Menurut Haris, alat musik angklung seperti memainkan alat musik gitar yang sudah tahu kunci irama musiknya.
"Kalau kita niat, enggak susah mainkan angklungnya. Tapi, kalau kita hanya iseng saja susah," ucapnya.
Haris memainkan angklung bersama ayah angkatnya yang bermain alat drum. Mereka bermain dengan padu, yang membuat musik kombinasinya enak didengar.
Haris merupakan asli warga Kota Medan yang tinggal di Jalan Brigjen Katamso. Ia belum menikah dan masih lajang. Ia sudah memainkan angklung di persimpangan lampu merah dan di Kesawan, Kota Medan, sejak tahun 2025.
Alat musik angklung itu disewa Haris dengan tarif Rp 50.000 per harinya. Ia mendapatkan hasil sawerannya sekitar Rp 150.000 per hari, tetapi belum tetap.
"Masalah itu tergantung rezekinya. Kena panas matahari, namanya kita berusaha," ujar Haris.
Haris tidak hanya memainkan angklungnya di persimpangan lampu merah di Kota Medan, tetapi ia juga memainkannya di Kesawan dan saat Car Free Day pada setiap hari Minggu di Lapangan Merdeka di Kota Medan.
"Dari Zuhur sampai mau masuk Magrib baru selesai. Hari Selasa atau Kamis, kami istirahat," imbuh Haris.
Haris juga terkadang diundang ke acara wisuda dan pengajian untuk menampilkan karya seni musiknya.
Di balik Haris memainkan alat musik angklung dengan indah, ternyata ia mempunyai rasa takut yang dialami. Haris takut ditangkap oleh dinas sosial dan Satpol PP saat memainkan alat musik di persimpangan lampu merah itu.
"Sekarang di Medan, angklung ini kan musik.
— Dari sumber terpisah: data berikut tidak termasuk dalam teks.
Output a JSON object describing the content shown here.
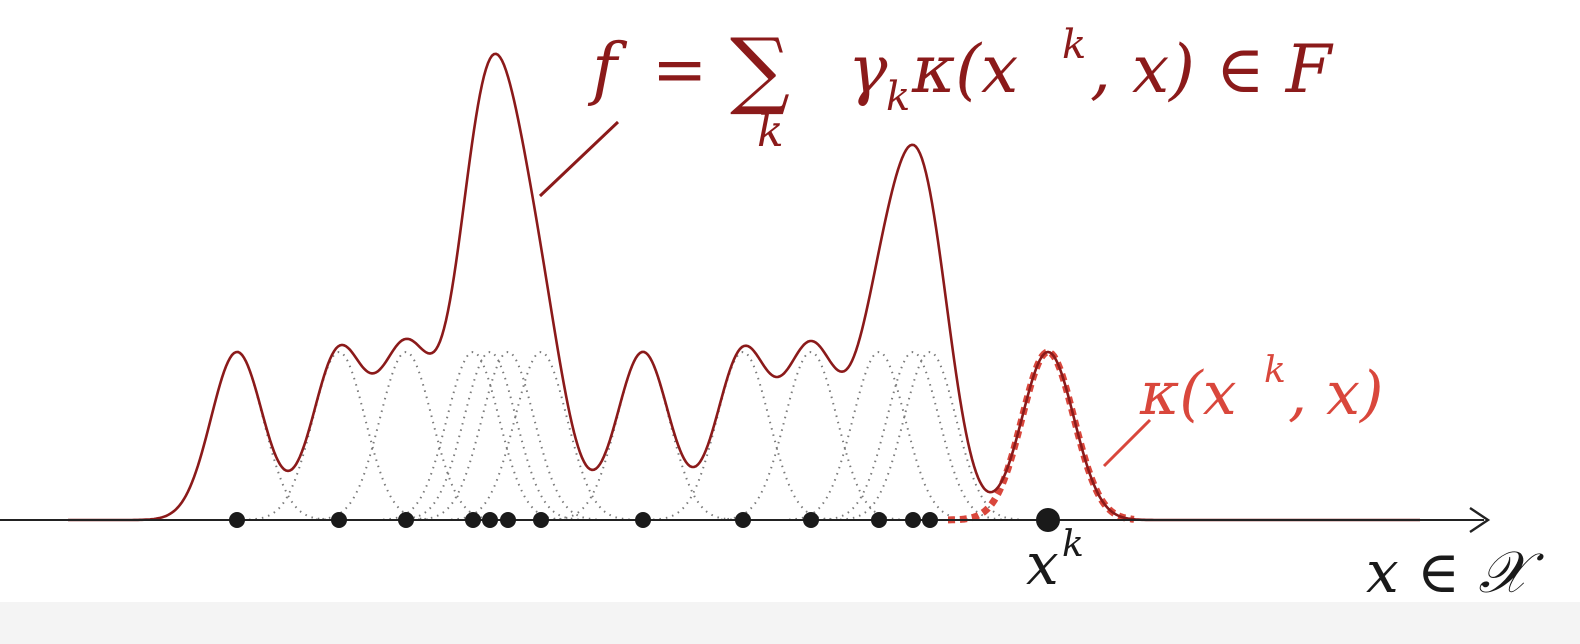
{
  "colors": {
    "sum_curve": "#8b1a1a",
    "kernel_highlight": "#d9473c",
    "kernels": "#7a7a7a",
    "axis": "#222222",
    "points": "#1a1a1a",
    "page_background": "#f4f4f4"
  },
  "labels": {
    "f": "f",
    "equals": "=",
    "sum": "∑",
    "sum_index": "k",
    "gamma": "γ",
    "gamma_sub": "k",
    "kappa": "κ(x",
    "kappa_sup": "k",
    "kappa_rest": ", x) ∈ F",
    "kernel": "κ(x",
    "kernel_sup": "k",
    "kernel_rest": ", x)",
    "xk": "x",
    "xk_sup": "k",
    "domain": "x ∈ 𝒳"
  }
}
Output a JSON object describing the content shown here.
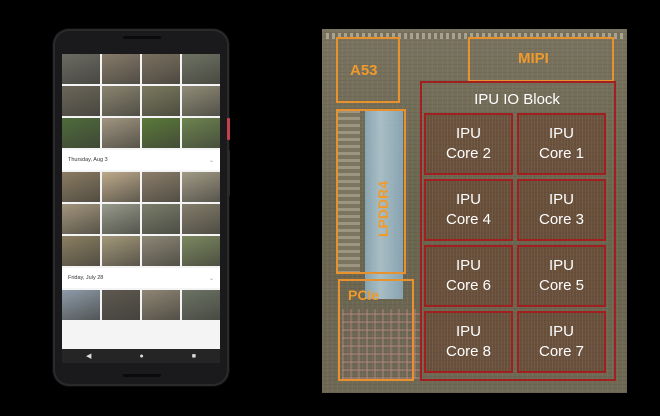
{
  "phone": {
    "date_labels": [
      "Thursday, Aug 3",
      "Friday, July 28"
    ],
    "thumb_colors_rows": [
      [
        "#6b6b63",
        "#877a6a",
        "#7b7060",
        "#6e7263"
      ],
      [
        "#6b6659",
        "#8a8470",
        "#7b7a5e",
        "#908c78"
      ],
      [
        "#4e6b3b",
        "#a09580",
        "#5b7a3a",
        "#6d8450"
      ],
      [
        "#8b7b62",
        "#bda98b",
        "#8c7e6b",
        "#a19a86"
      ],
      [
        "#a3957c",
        "#96998a",
        "#7a7d6a",
        "#837c6a"
      ],
      [
        "#8c7f62",
        "#a4987a",
        "#8d8776",
        "#7c8860"
      ],
      [
        "#8d9ba8",
        "#5e5950",
        "#8f8574",
        "#6c7365"
      ]
    ],
    "nav_icons": [
      "back-icon",
      "home-icon",
      "recents-icon"
    ]
  },
  "die": {
    "labels": {
      "a53": "A53",
      "mipi": "MIPI",
      "lpddr4": "LPDDR4",
      "pcie": "PCIe",
      "ipu_io": "IPU IO Block"
    },
    "cores": [
      {
        "line1": "IPU",
        "line2": "Core 2"
      },
      {
        "line1": "IPU",
        "line2": "Core 1"
      },
      {
        "line1": "IPU",
        "line2": "Core 4"
      },
      {
        "line1": "IPU",
        "line2": "Core 3"
      },
      {
        "line1": "IPU",
        "line2": "Core 6"
      },
      {
        "line1": "IPU",
        "line2": "Core 5"
      },
      {
        "line1": "IPU",
        "line2": "Core 8"
      },
      {
        "line1": "IPU",
        "line2": "Core 7"
      }
    ],
    "colors": {
      "label_orange": "#f19a2c",
      "ipu_border": "#a11f1f"
    }
  }
}
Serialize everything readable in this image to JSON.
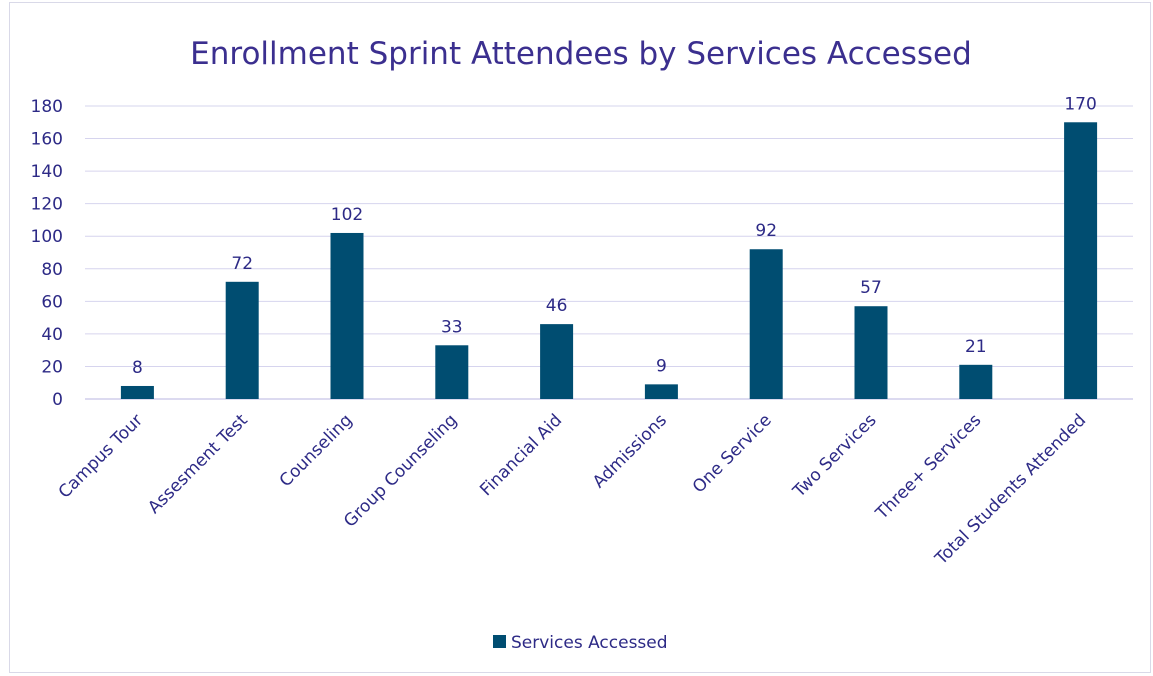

Bahkan di uang logam Rp 1.000 ada gambar angklung, tapi kenapa harus ditangkap. Di mana letak titik kesalahannya, seharusnya mereka itu melindungi," ucap Haris.
"Asal kami nampak dinas sosial dan Satpol PP, lari. Karena sudah tertangkap kemarin teman saya. Bahkan angklungnya enggak keluar sampai sekarang (ditahan)," sambung Haris.
Haris berharap kepada Pemerintah Kota Medan agar memberikan ruang untuk dirinya mengenalkan irama musik angklung tersebut.
"Kami mohon diperbolehkan main di lampu merah. Biar masyarakat Medan ini mengetahui angklung, ini kan kesenian. Kalau diharuskan memakai seragam, kita ada seragam," tutup Haris.